Prior studies have demonstrated thyroidectomy or parathyroidectomy requires very few opioids postoperative painly for opioid-naive patients if they receive appropriate preoperative counseling and multimodal nonopioid modalities are implemented, March said.

The need for opioids after lateral neck dissection performed for thyroid cancer had not been established, according to study background.

March and colleagues conducted a retrospective cohort study of 417 patients who underwent lateral neck dissection for thyroid cancer.

Researchers divided the patients into two cohorts.
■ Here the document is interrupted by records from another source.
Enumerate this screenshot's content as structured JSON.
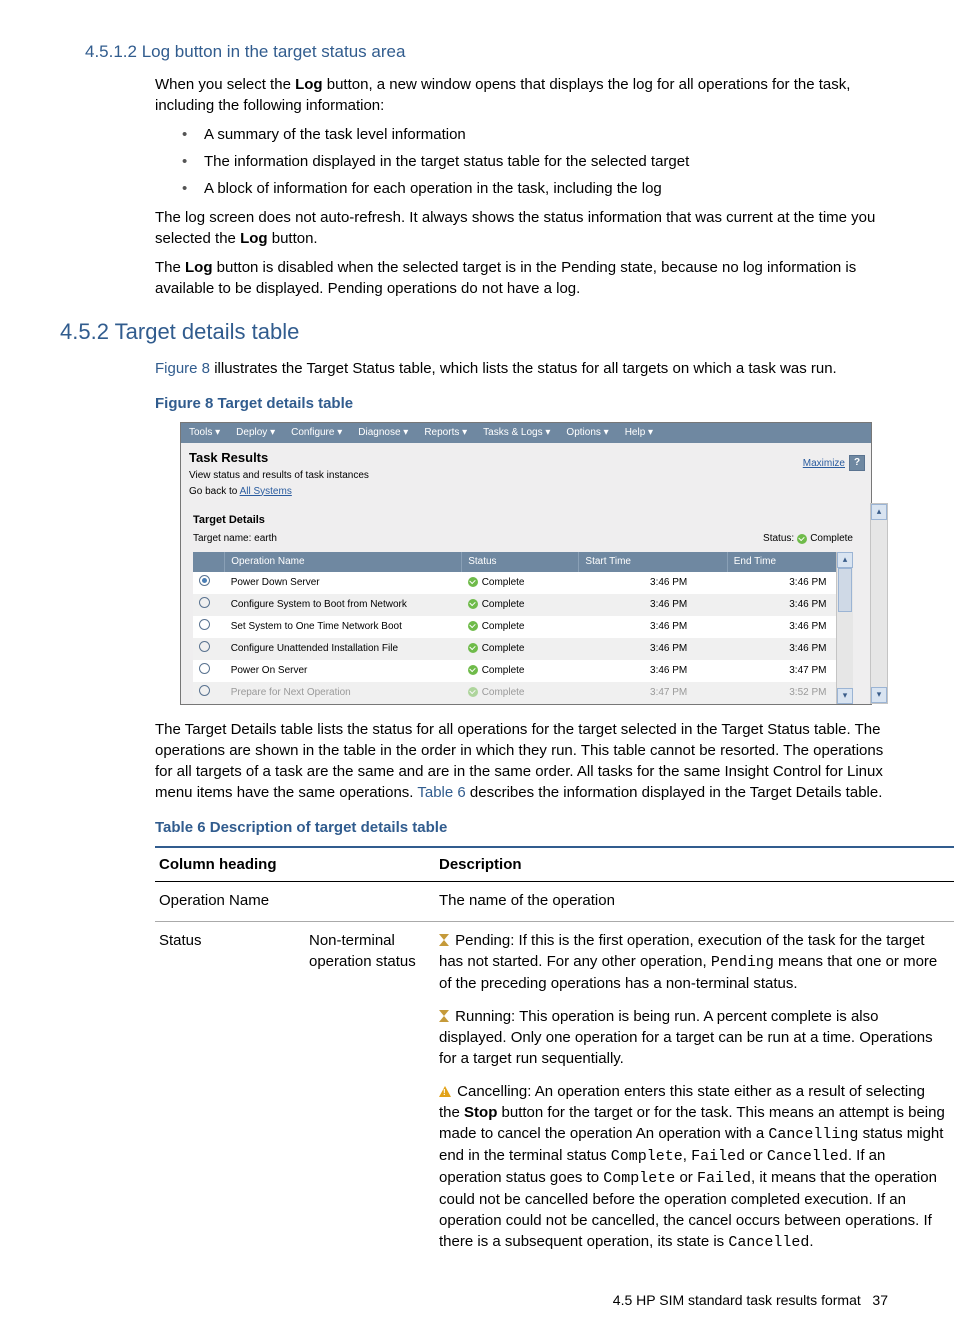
{
  "sec_4512": {
    "heading": "4.5.1.2 Log button in the target status area",
    "p1a": "When you select the ",
    "p1b": " button, a new window opens that displays the log for all operations for the task, including the following information:",
    "log_word": "Log",
    "bullets": [
      "A summary of the task level information",
      "The information displayed in the target status table for the selected target",
      "A block of information for each operation in the task, including the log"
    ],
    "p2a": "The log screen does not auto-refresh. It always shows the status information that was current at the time you selected the ",
    "p2b": " button.",
    "p3a": "The ",
    "p3b": " button is disabled when the selected target is in the Pending state, because no log information is available to be displayed. Pending operations do not have a log."
  },
  "sec_452": {
    "heading": "4.5.2 Target details table",
    "p1a": "Figure 8",
    "p1b": " illustrates the Target Status table, which lists the status for all targets on which a task was run.",
    "fig_caption": "Figure 8 Target details table",
    "p2a": "The Target Details table lists the status for all operations for the target selected in the Target Status table. The operations are shown in the table in the order in which they run. This table cannot be resorted. The operations for all targets of a task are the same and are in the same order. All tasks for the same Insight Control for Linux menu items have the same operations. ",
    "p2link": "Table 6",
    "p2b": " describes the information displayed in the Target Details table.",
    "tbl_caption": "Table 6 Description of target details table"
  },
  "figure": {
    "menubar": [
      "Tools ▾",
      "Deploy ▾",
      "Configure ▾",
      "Diagnose ▾",
      "Reports ▾",
      "Tasks & Logs ▾",
      "Options ▾",
      "Help ▾"
    ],
    "title": "Task Results",
    "sub1": "View status and results of task instances",
    "sub2_label": "Go back to ",
    "sub2_link": "All Systems",
    "maximize": "Maximize",
    "help_q": "?",
    "target_details": "Target Details",
    "target_name_label": "Target name: ",
    "target_name": "earth",
    "status_label": "Status: ",
    "status_value": "Complete",
    "columns": [
      "",
      "Operation Name",
      "Status",
      "Start Time",
      "End Time"
    ],
    "rows": [
      {
        "sel": true,
        "op": "Power Down Server",
        "stat": "Complete",
        "start": "3:46 PM",
        "end": "3:46 PM"
      },
      {
        "sel": false,
        "op": "Configure System to Boot from Network",
        "stat": "Complete",
        "start": "3:46 PM",
        "end": "3:46 PM"
      },
      {
        "sel": false,
        "op": "Set System to One Time Network Boot",
        "stat": "Complete",
        "start": "3:46 PM",
        "end": "3:46 PM"
      },
      {
        "sel": false,
        "op": "Configure Unattended Installation File",
        "stat": "Complete",
        "start": "3:46 PM",
        "end": "3:46 PM"
      },
      {
        "sel": false,
        "op": "Power On Server",
        "stat": "Complete",
        "start": "3:46 PM",
        "end": "3:47 PM"
      },
      {
        "sel": false,
        "op": "Prepare for Next Operation",
        "stat": "Complete",
        "start": "3:47 PM",
        "end": "3:52 PM"
      }
    ]
  },
  "table6": {
    "headers": [
      "Column heading",
      "",
      "Description"
    ],
    "row1_c1": "Operation Name",
    "row1_c3": "The name of the operation",
    "row2_c1": "Status",
    "row2_c2": "Non-terminal operation status",
    "pending_label": " Pending: If this is the first operation, execution of the task for the target has not started. For any other operation, ",
    "pending_code": "Pending",
    "pending_tail": " means that one or more of the preceding operations has a non-terminal status.",
    "running_text": " Running: This operation is being run. A percent complete is also displayed. Only one operation for a target can be run at a time. Operations for a target run sequentially.",
    "cancel_a": " Cancelling: An operation enters this state either as a result of selecting the ",
    "cancel_stop": "Stop",
    "cancel_b": " button for the target or for the task. This means an attempt is being made to cancel the operation An operation with a ",
    "cancel_code1": "Cancelling",
    "cancel_c": " status might end in the terminal status ",
    "cancel_code2": "Complete",
    "cancel_d": ", ",
    "cancel_code3": "Failed",
    "cancel_e": " or ",
    "cancel_code4": "Cancelled",
    "cancel_f": ". If an operation status goes to ",
    "cancel_code5": "Complete",
    "cancel_g": " or ",
    "cancel_code6": "Failed",
    "cancel_h": ", it means that the operation could not be cancelled before the operation completed execution. If an operation could not be cancelled, the cancel occurs between operations. If there is a subsequent operation, its state is ",
    "cancel_code7": "Cancelled",
    "cancel_i": "."
  },
  "footer": {
    "text": "4.5 HP SIM standard task results format",
    "page": "37"
  }
}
One included 171 treated prior to implementation of programmatic opioid reduction measures implemented at their institution. The other group included 246 patients treated after implementation of these measures.

March and colleagues sought to evaluate the effect of programmatic opioid reduction measures on postoperative discharge prescribing and determine opioid requirements.

Study protocol excluded patients with hospital stays longer than 3 days, as well as those who underwent more extensive surgical procedures.

The pre- and post-intervention groups appeared comparable with regard to average age (47.1 years vs. 46.2 years), sex (female, 61% vs. 60%), race (non-Hispanic white, 84.2% vs. 83.7%) , pathology (papillary, 91.8% vs. 83.7%) and extent of surgery (unilateral neck dissection only, 31.6% vs. 30.1%; unilateral neck dissection and central neck dissection, 10.5% vs. 13.4%; unilateral neck dissection plus total or hemithyroidectomy plus central neck dissection, 45.6% vs. 48%).


Extent of surgery did not have a strong effect on postoperative MME required, March said.

The median MME of opioids prescribed declined significantly after implementation of the intervention.

Researchers observed this trend for inpatient administration (22.5 MME vs. 0 MME; 2ES = 0.03; 95% CI, 0.01-0.07) and prescribing at discharge (225 MME vs. 0 MME; 2ES = 0.26; 95% CI, 0.19-0.33).

The percentage of patients who received no opioids during inpatient stays increased from 29% prior to the intervention to 55% after. The percentage of patients discharged with opioids despite receiving none during their inpatient stay declined from 80% prior to the intervention to 18% after .

“There was no difference in the proportion of patients who called in postoperatively requesting refills … and there was no difference in the quantity of opioids provided to those patients at that time,” March said.


The results appeared in line with what researchers hypothesized, March said.

“They were surprised some of our other practitioners but in a very encouraging way, in that this has really changed the prescribing practices at our institution,” she told Healio. “The key is to assess each patient separately. Not everybody is exactly the same, and decisions should be tailored to each individual patient.”